İkinci devir XIX. yy.ın ikinci yarısından bugüne kadar gelir. Bu devirde özellikle boya türleri geliştirilmiştir. Bu devire suni boyalar devri de denilebilir. Bu iki devri kesin olarak birbirinden ayırmak mümkün değildir. ilk devirde, fazla miktarda boya tanınmadığından başka; mevcut boyaları da kullanmak çok güçtü ve boyanan renkler, çoğunlukla fena ve sağlamlık ve canlılık bakımından çok zayıftı. Halbuki, ikinci devirde boyaların devamlı olarak arttığını görüyoruz ve aynı zamanda da kaliteleri yükseldiği gibi kullanış usulleri de gittikçe basitleştirilmiştir.
Bu iki devrin başlangıç tarihini kesin olarak sınırlamak mümkün olmamaktadır. Çünkü. çok eski uygarlıklardan bize kalan eserlere göre, onlar, kumaşlarını boyamasını biliyorlardı. Mısır’da bulunan mumyaların üstünü saran kumaşlarda indigoyu görmek mümkündür.
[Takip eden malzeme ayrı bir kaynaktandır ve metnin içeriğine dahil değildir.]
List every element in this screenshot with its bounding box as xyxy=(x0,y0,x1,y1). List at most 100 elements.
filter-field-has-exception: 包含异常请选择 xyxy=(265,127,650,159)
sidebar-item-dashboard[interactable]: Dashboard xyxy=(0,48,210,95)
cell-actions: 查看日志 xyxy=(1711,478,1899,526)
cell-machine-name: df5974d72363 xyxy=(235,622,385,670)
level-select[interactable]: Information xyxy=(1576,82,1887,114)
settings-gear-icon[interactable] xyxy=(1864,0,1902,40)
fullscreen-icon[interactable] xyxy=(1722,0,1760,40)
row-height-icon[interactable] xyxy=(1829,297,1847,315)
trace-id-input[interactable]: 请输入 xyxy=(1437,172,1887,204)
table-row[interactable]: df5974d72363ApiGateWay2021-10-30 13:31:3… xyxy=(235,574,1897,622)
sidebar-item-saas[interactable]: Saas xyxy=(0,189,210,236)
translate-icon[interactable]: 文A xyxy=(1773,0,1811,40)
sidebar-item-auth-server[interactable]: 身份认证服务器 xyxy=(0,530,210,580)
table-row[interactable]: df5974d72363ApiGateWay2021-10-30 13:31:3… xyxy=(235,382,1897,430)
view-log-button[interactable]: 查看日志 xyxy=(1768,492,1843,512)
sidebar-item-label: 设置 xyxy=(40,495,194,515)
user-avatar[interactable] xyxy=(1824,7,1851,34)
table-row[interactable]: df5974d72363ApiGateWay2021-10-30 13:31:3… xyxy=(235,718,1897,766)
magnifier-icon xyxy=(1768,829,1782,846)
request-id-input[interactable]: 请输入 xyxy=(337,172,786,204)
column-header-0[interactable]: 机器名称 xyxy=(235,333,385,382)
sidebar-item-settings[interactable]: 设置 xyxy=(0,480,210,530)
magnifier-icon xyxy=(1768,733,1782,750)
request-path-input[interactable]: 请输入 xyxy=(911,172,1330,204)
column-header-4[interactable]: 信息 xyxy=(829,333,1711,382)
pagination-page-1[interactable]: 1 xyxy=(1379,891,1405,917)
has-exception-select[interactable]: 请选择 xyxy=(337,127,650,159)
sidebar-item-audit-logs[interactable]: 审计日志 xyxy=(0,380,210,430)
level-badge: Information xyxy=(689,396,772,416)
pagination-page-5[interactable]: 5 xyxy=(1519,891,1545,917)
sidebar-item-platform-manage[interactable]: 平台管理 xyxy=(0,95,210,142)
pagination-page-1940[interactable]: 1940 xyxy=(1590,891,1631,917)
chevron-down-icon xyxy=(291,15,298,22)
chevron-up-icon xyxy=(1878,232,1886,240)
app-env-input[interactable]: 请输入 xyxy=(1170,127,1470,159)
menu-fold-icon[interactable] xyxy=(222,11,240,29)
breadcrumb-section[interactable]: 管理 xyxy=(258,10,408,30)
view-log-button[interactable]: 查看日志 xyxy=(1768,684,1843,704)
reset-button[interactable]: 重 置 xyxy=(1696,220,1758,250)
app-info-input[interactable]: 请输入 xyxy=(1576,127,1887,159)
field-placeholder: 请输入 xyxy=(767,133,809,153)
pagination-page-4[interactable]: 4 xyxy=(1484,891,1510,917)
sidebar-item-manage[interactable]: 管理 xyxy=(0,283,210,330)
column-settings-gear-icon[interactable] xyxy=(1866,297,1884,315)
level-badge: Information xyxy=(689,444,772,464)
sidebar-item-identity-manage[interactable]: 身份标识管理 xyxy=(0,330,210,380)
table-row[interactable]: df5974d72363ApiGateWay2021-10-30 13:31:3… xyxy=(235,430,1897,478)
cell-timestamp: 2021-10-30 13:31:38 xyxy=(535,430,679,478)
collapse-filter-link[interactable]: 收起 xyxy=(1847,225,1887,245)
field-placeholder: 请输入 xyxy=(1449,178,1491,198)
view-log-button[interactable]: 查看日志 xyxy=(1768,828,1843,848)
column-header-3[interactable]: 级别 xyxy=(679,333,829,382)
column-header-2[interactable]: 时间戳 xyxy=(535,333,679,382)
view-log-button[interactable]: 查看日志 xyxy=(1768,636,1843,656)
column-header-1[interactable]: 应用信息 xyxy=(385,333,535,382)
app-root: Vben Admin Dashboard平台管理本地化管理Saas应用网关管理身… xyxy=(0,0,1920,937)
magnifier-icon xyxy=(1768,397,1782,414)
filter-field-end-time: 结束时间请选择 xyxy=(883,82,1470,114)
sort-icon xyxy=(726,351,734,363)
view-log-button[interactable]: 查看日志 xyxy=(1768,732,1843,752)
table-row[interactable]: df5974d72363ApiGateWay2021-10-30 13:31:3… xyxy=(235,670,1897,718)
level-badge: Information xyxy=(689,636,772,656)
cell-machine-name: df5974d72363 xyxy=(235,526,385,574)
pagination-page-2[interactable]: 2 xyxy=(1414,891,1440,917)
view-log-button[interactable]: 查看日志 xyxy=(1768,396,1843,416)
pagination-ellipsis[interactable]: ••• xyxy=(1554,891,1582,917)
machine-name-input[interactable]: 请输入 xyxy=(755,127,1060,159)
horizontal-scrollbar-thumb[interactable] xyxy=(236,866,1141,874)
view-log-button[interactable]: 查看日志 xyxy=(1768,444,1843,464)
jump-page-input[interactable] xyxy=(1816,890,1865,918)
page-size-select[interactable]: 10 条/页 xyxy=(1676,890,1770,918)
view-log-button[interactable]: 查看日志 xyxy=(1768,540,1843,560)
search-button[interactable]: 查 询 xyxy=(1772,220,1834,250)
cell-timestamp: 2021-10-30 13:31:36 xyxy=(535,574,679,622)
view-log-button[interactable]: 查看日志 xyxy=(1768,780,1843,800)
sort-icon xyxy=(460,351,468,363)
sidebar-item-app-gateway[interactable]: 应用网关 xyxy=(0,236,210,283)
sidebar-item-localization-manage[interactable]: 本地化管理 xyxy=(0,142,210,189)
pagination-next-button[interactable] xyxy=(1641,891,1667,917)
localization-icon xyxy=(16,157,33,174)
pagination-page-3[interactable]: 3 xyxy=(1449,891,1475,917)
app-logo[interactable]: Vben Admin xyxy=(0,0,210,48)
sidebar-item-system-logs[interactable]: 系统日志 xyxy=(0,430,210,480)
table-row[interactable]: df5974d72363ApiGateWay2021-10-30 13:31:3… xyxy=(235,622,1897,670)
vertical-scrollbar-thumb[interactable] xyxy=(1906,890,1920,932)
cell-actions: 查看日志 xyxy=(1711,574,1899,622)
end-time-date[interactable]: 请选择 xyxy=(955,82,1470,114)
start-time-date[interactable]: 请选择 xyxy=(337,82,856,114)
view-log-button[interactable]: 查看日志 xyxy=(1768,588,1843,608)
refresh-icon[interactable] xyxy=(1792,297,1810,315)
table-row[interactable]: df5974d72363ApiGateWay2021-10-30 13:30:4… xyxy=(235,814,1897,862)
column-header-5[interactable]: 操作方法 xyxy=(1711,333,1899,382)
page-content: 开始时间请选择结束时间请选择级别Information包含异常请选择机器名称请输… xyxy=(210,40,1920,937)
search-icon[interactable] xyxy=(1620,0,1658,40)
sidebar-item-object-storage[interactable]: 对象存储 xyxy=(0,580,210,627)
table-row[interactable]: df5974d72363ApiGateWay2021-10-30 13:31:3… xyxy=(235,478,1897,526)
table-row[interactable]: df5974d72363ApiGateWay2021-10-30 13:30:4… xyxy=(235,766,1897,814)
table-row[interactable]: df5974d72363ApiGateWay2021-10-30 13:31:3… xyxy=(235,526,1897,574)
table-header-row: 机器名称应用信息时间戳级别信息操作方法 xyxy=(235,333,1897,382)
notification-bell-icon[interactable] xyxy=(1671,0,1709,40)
Atinalılar ve Ispartalılar devrinde deniz hayvanlarından çıkarılan tabii bir cins boya ile boyanmış erguvan kumaşların, pahalı olmalarından dolayı, yalnız zenginler tarafından kullanılırdı. Türk kırmızısı adı ile anılan ünlü parlak kırmızı renk. çok eski zamanlardan beri Türkler tarafından kullanılırdı. Halbuki bu kırmızı, ancak XVIII. yüzyıl başında Fransa’ya girebilmiş ve orada da, bu boyanın çıkarıldığı garans bitkisi ekilmeye başlanabilmiştir,
Türkler, Yine çok eski zamanlardan beri kumaşlar üzerine değişik bitkisel boyalarla baskı yapmasını biliyorlardı. Prusya mavisi, 1704’te Sülfat asidinin bulunmasıyla gelişmiş ve sanayide kullanılmaya başlanmıştır. 1740’ta Mr. Barth. indigoyu sülfat asidi içinde eriterek indigo karmenini buldu. Bu şekilde, diğer değişik buluşlar bizi birinci devrenin sonuna doğru getirmektedir. O zaman için bu tip boya işlemlerinin ne kadar güç şartlar altında dikkat nazara alınırsa. boyacıların elde ettikleri sonuçlara şaşmamak elde değildir.
II. Devir: Bu devir, suni ve sentetik boyalar devridir. Bu devirde, boya yapımı için kullanılan maddeler ne organik ve ne de bitkiseldir; sadece topraktan çıkarılan maden kömürüdür (houille). Bu devirde, daha önce bulunan birkaç tip sentetik boya dikkate alınmayacak olursa, Mr. Perkin, maden kömürü katranından hareket ederek önce benzen ve sonra da anilini bulmus, bütün devri, alt üst eden boya endüstrisinin temellerini kurmuş oldu. Anilinin sentetik boya endüstrisinde oynamış olduğu rol o kadar önemlidir ki, bütün bu sınıf boyalara anilin boyaları adı vermek adet olmuştur. Anilinden fuksine geçen ilk bilgin Verguin’dı’r. 1879’da garansın özü olan alizarinin Graebe ve Libermann tarafından sentetik olarak yapılabilmesi, sanayide amordan boyalara büyük bir yol açmıştır. 1884’te Böttigen’in pamuğu doğrudan doğruya boyayan Kongo kırmızısını bulduğu çok önemli bir tarihtir. Zamanımızda kullanılan boyaların büyük bir kısmı sentetik boyalardır. Tabii boyalar daha ziyade, mordan veya şarj işlemlerinde veya nüanslandırmalarda kullanılmaktadır.